Regarding the model input during `traker.featurize`

MadryLab / trak

A fast, effective data attribution method for neural networks in PyTorch

https://trak.csail.mit.edu/

MIT License

169 stars 22 forks source link

Regarding the model input during `traker.featurize` #52

Closed Jiaxin-Wen closed 10 months ago

Jiaxin-Wen commented 10 months ago

Take trak in qnli for example, https://github.com/MadryLab/trak/blob/76b13ca55f1a16a243a23aba312cf6aad57b84d0/examples/qnli.py#L138 We first specify the batch size as 16. However, as I inspect the input_ids, I find its data type is GradTrackingTensor, with a shape of torch.Size([1, 128]), instead of torch.Size([16, 128]) https://github.com/MadryLab/trak/blob/76b13ca55f1a16a243a23aba312cf6aad57b84d0/examples/qnli.py#L74

How to understand it?

Jiaxin-Wen commented 10 months ago

Oh I notice that input_ids is wrapped into BatchedTensor. problems are solved.
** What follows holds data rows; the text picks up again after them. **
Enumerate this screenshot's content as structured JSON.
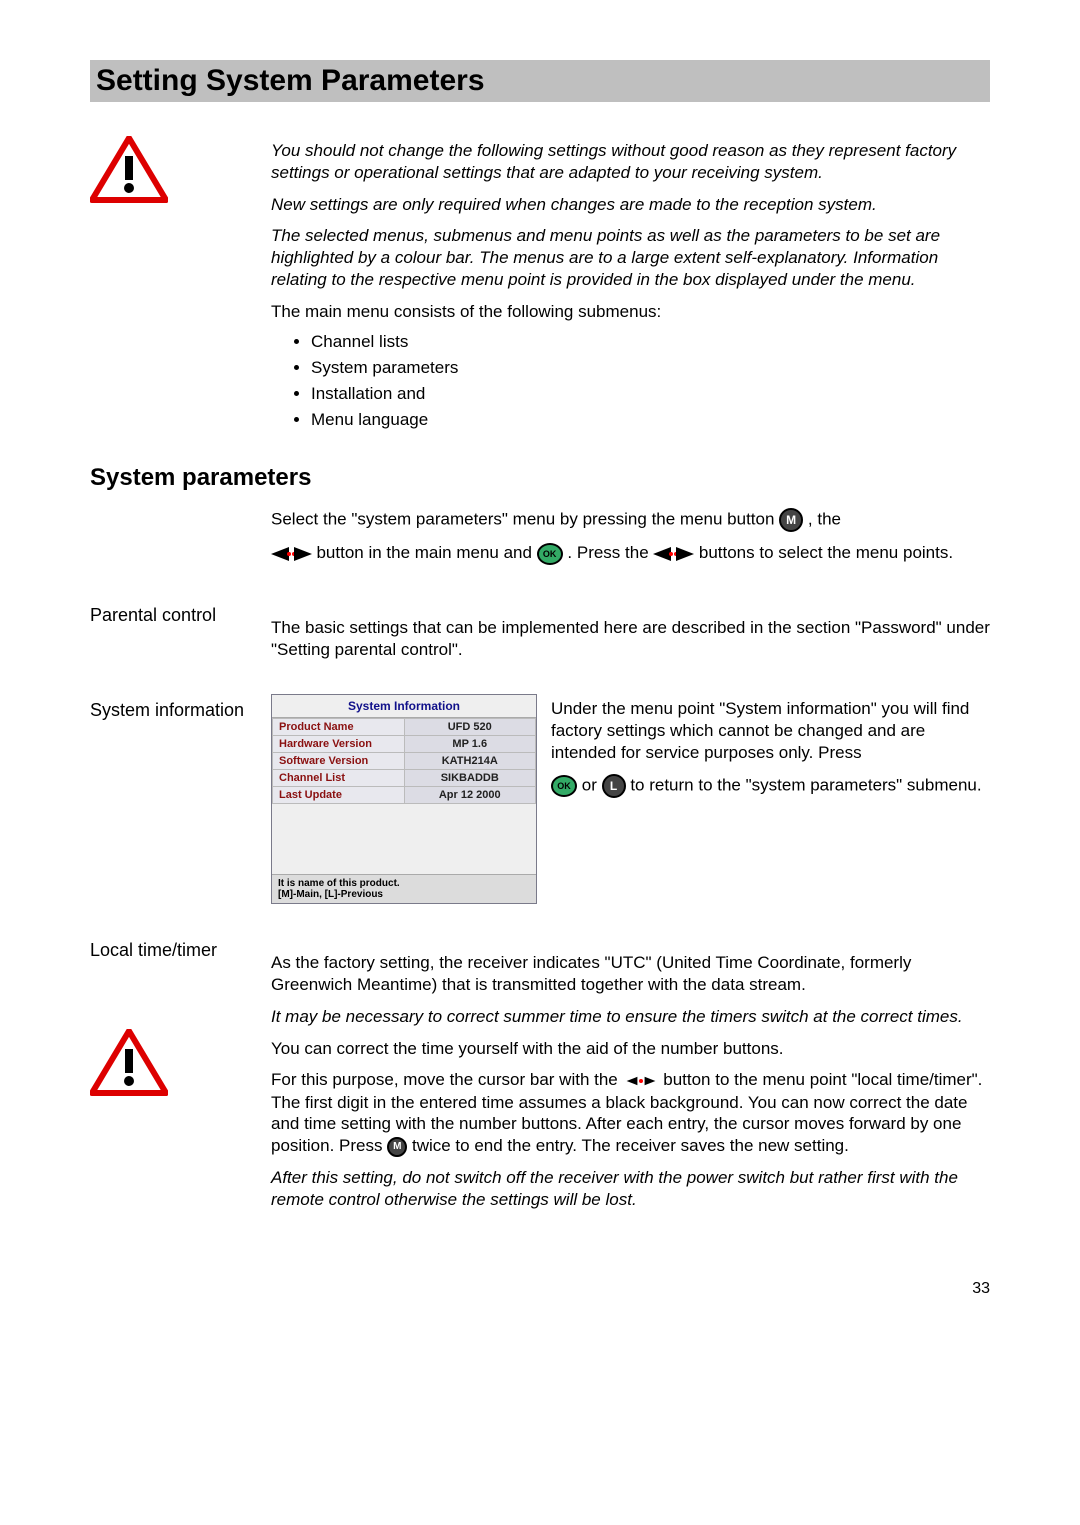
{
  "title": "Setting System Parameters",
  "intro": {
    "warn1": "You should not change the following settings without good reason as they represent factory settings or operational settings that are adapted to your receiving system.",
    "warn2": "New settings are only required when changes are made to the reception system.",
    "warn3": "The selected menus, submenus and menu points as well as the parameters to be set are highlighted by a colour bar. The menus are to a large extent self-explanatory. Information relating to the respective menu point is provided in the box displayed under the menu.",
    "lead": "The main menu consists of the following submenus:",
    "bullets": [
      "Channel lists",
      "System parameters",
      "Installation and",
      "Menu language"
    ]
  },
  "sysparams_heading": "System parameters",
  "sysparams": {
    "p1a": "Select the \"system parameters\" menu by pressing the menu button ",
    "p1b": ", the",
    "p2a": " button in the main menu and ",
    "p2b": ". Press the ",
    "p2c": " buttons to select the menu points."
  },
  "parental": {
    "heading": "Parental control",
    "p": "The basic settings that can be implemented here are described in the section \"Password\" under \"Setting parental control\"."
  },
  "sysinfo": {
    "heading": "System information",
    "box_title": "System Information",
    "rows": [
      {
        "k": "Product Name",
        "v": "UFD 520"
      },
      {
        "k": "Hardware Version",
        "v": "MP 1.6"
      },
      {
        "k": "Software Version",
        "v": "KATH214A"
      },
      {
        "k": "Channel List",
        "v": "SIKBADDB"
      },
      {
        "k": "Last Update",
        "v": "Apr 12 2000"
      }
    ],
    "footer1": "It is name of this product.",
    "footer2": "[M]-Main, [L]-Previous",
    "text1": "Under the menu point \"System information\" you will find factory settings which cannot be changed and are intended for service purposes only. Press",
    "text2a": " or ",
    "text2b": " to return to the \"system parameters\" submenu."
  },
  "localtime": {
    "heading": "Local time/timer",
    "p1": "As the factory setting, the receiver indicates \"UTC\" (United Time Coordinate, formerly Greenwich Meantime) that is transmitted together with the data stream.",
    "p2": "It may be necessary to correct summer time to ensure the timers switch at the correct times.",
    "p3": "You can correct the time yourself with the aid of the number buttons.",
    "p4a": "For this purpose, move the cursor bar with the ",
    "p4b": " button to the menu point \"local time/timer\". The first digit in the entered time assumes a black background. You can now correct the date and time setting with the number buttons. After each entry, the cursor moves forward by one position. Press ",
    "p4c": " twice to end the entry. The receiver saves the new setting.",
    "p5": "After this setting, do not switch off the receiver with the power switch but rather first with the remote control otherwise the settings will be lost."
  },
  "page_number": "33",
  "chart_data": {
    "type": "table",
    "title": "System Information",
    "rows": [
      [
        "Product Name",
        "UFD 520"
      ],
      [
        "Hardware Version",
        "MP 1.6"
      ],
      [
        "Software Version",
        "KATH214A"
      ],
      [
        "Channel List",
        "SIKBADDB"
      ],
      [
        "Last Update",
        "Apr 12 2000"
      ]
    ]
  }
}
kristian-georgiev commented 10 months ago

Yep, this is vmap parallelizing over the batch dimension.

Jiaxin-Wen commented 10 months ago

I wonder if there is a proper way to get batch_size and sequence_length from input_ids after it is parallelized since some models in transformers still use such code batch_size, seq_len = input_ids.shape[:2]

Jiaxin-Wen commented 10 months ago

For example, when I adopt llama as the backbone model with transformers==4.30.2, here are some lines of its source code:

https://github.com/huggingface/transformers/blob/66fd3a8d626a32989f4569260db32785c6cbf42a/src/transformers/models/llama/modeling_llama.py#L508

https://github.com/huggingface/transformers/blob/66fd3a8d626a32989f4569260db32785c6cbf42a/src/transformers/models/llama/modeling_llama.py#L64

https://github.com/huggingface/transformers/blob/66fd3a8d626a32989f4569260db32785c6cbf42a/src/transformers/models/llama/modeling_llama.py#L67

And I'm confused about how to adapt the input_ids, which are already wrapped into BatchedTensor to these lines of code.

kristian-georgiev commented 10 months ago

You can think of the BatchedTensor as a simple torch tensor with batch dimension equal to one. If there's no batch dimension, you can .unsqueeze(0) to create a "dummy" batch dimension. Closing for now, but feel free to re-open if this doesn't resolve the issue.